Eike

インセプションのEikeのレビュー・感想・評価

インセプション(2010年製作の映画)
4.1
「ダークナイト」トリロジー、「インター・ステラ―」そして「テネット」とヒット作を連発してクリストファー・ノーラン監督はすっかり巨匠の仲間入り。

2010年に公開された本作はノーラン監督の完全オリジナル作でした。
C・ノーランブランドの作品には映像や演出面で強烈な個性を伺わせるものはさほど感じられないのですが、良い意味でエンタティメント要素とシリアスドラマを絶妙な匙加減でつづる手腕はまさに非凡。

ダークナイトの3部作があれほど荒唐無稽でありつつ、ドラマとして大人でも十分に満足できるものになっていたのは一重にこのバランス感覚の為せる業だと思うのです。

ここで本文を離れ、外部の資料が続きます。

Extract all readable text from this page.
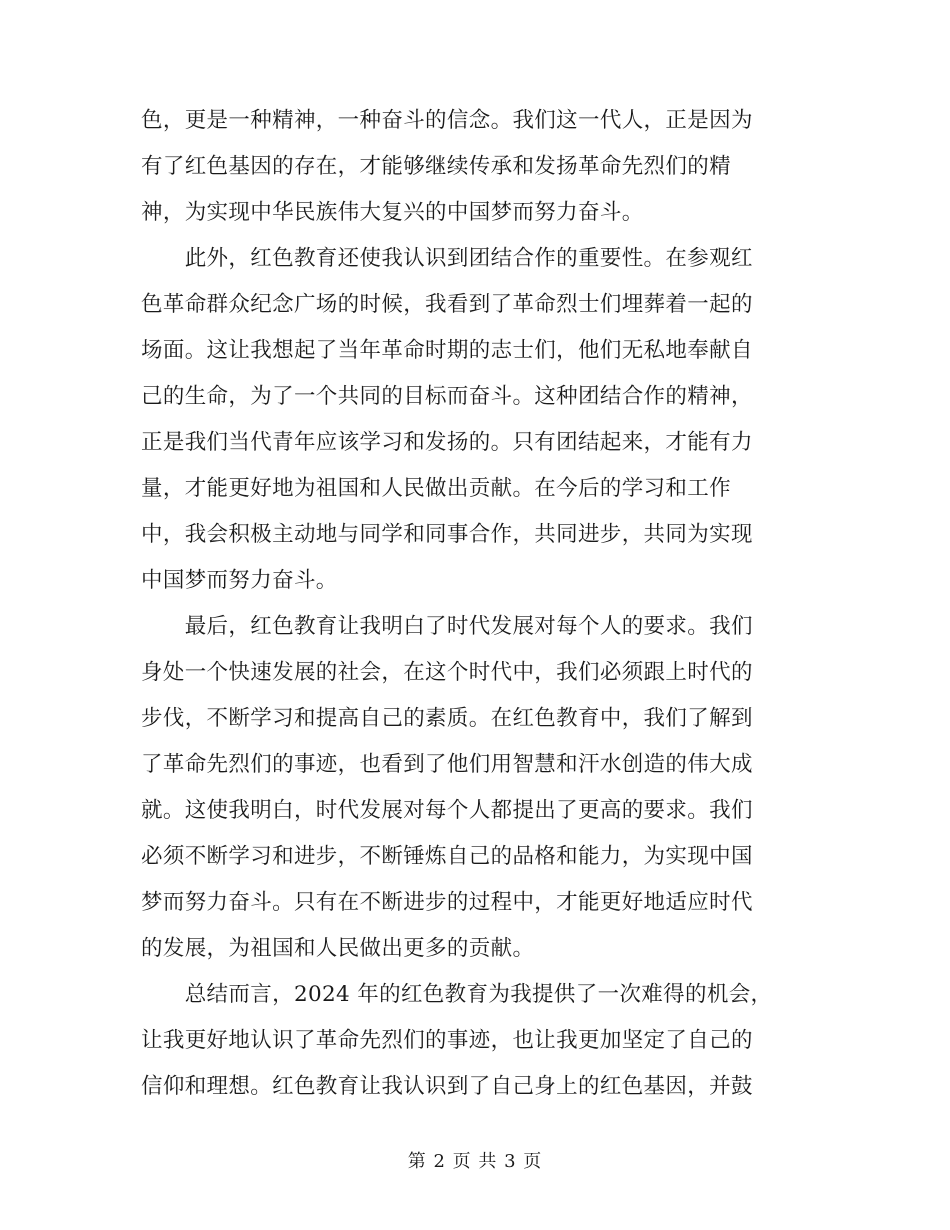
色，更是一种精神，一种奋斗的信念。我们这一代人，正是因为
有了红色基因的存在，才能够继续传承和发扬革命先烈们的精
神，为实现中华民族伟大复兴的中国梦而努力奋斗。
　　此外，红色教育还使我认识到团结合作的重要性。在参观红
色革命群众纪念广场的时候，我看到了革命烈士们埋葬着一起的
场面。这让我想起了当年革命时期的志士们，他们无私地奉献自
己的生命，为了一个共同的目标而奋斗。这种团结合作的精神，
正是我们当代青年应该学习和发扬的。只有团结起来，才能有力
量，才能更好地为祖国和人民做出贡献。在今后的学习和工作
中，我会积极主动地与同学和同事合作，共同进步，共同为实现
中国梦而努力奋斗。
　　最后，红色教育让我明白了时代发展对每个人的要求。我们
身处一个快速发展的社会，在这个时代中，我们必须跟上时代的
步伐，不断学习和提高自己的素质。在红色教育中，我们了解到
了革命先烈们的事迹，也看到了他们用智慧和汗水创造的伟大成
就。这使我明白，时代发展对每个人都提出了更高的要求。我们
必须不断学习和进步，不断锤炼自己的品格和能力，为实现中国
梦而努力奋斗。只有在不断进步的过程中，才能更好地适应时代
的发展，为祖国和人民做出更多的贡献。
　　总结而言，2024 年的红色教育为我提供了一次难得的机会，
让我更好地认识了革命先烈们的事迹，也让我更加坚定了自己的
信仰和理想。红色教育让我认识到了自己身上的红色基因，并鼓
第 2 页 共 3 页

で、本作「インセプション」ですが、お話の「出鱈目ぶり」というか「支離滅裂さ」はハンパではない。
そもそも人から「すっごく面白い夢を見た」と言われて話を聞いてその面白がストレートに伝わるのものか疑問である。
本作にしても、この物語を未見の人に説明しようとすると訳が分かんなくなるのが落ちだと思うのだが、よくぞワーナースタジオはGoサインを出したものだ(2002年の時点で)。
結局完成までに8年もかかった訳ですが。

そんな「他人の夢のお話」に2時間半も付き合わされるのはリスクが高いと思うのだが、本作は見事によくできている。
実際には圧倒的な視覚効果に煙に巻かれてしまう部分が大きいのだが、加えて役者たちの熱演に引き込まれて、ちゃんとドラマとしての満足感まで与えてくれるのだから大したものだと思います。
荒唐無稽な物語を愚直なまでにシリアスに見せる辺りにはノーラン監督の英国人気質を感じます。
おそらく只のアメリカ映画の大作ならもっとクダけたアプローチの作品になっていたと思います。

どう考えてみてもSFネタの物語なのにSF色をかなり意識的に排除している点や、日本のアニメの影響が見て取れたり、後半に完全に「007愛!」なシークエンスを抜けぬけと丸ごと盛りこむあたりの大胆さにも驚かされます。
印象としては正に好き勝手に作りました、といった所でしょうか。
その意味では非アメリカ映画的なアプローチで作られたハリウッド超大作という、ある種の矛盾も感じるのですがエンターティメントという意味ではあっぱれな作品と言えるでしょう。

映画なんてもともとデタラメなんですから娯楽映画なら時にはこれくらい「大胆」であってもらいたいものです。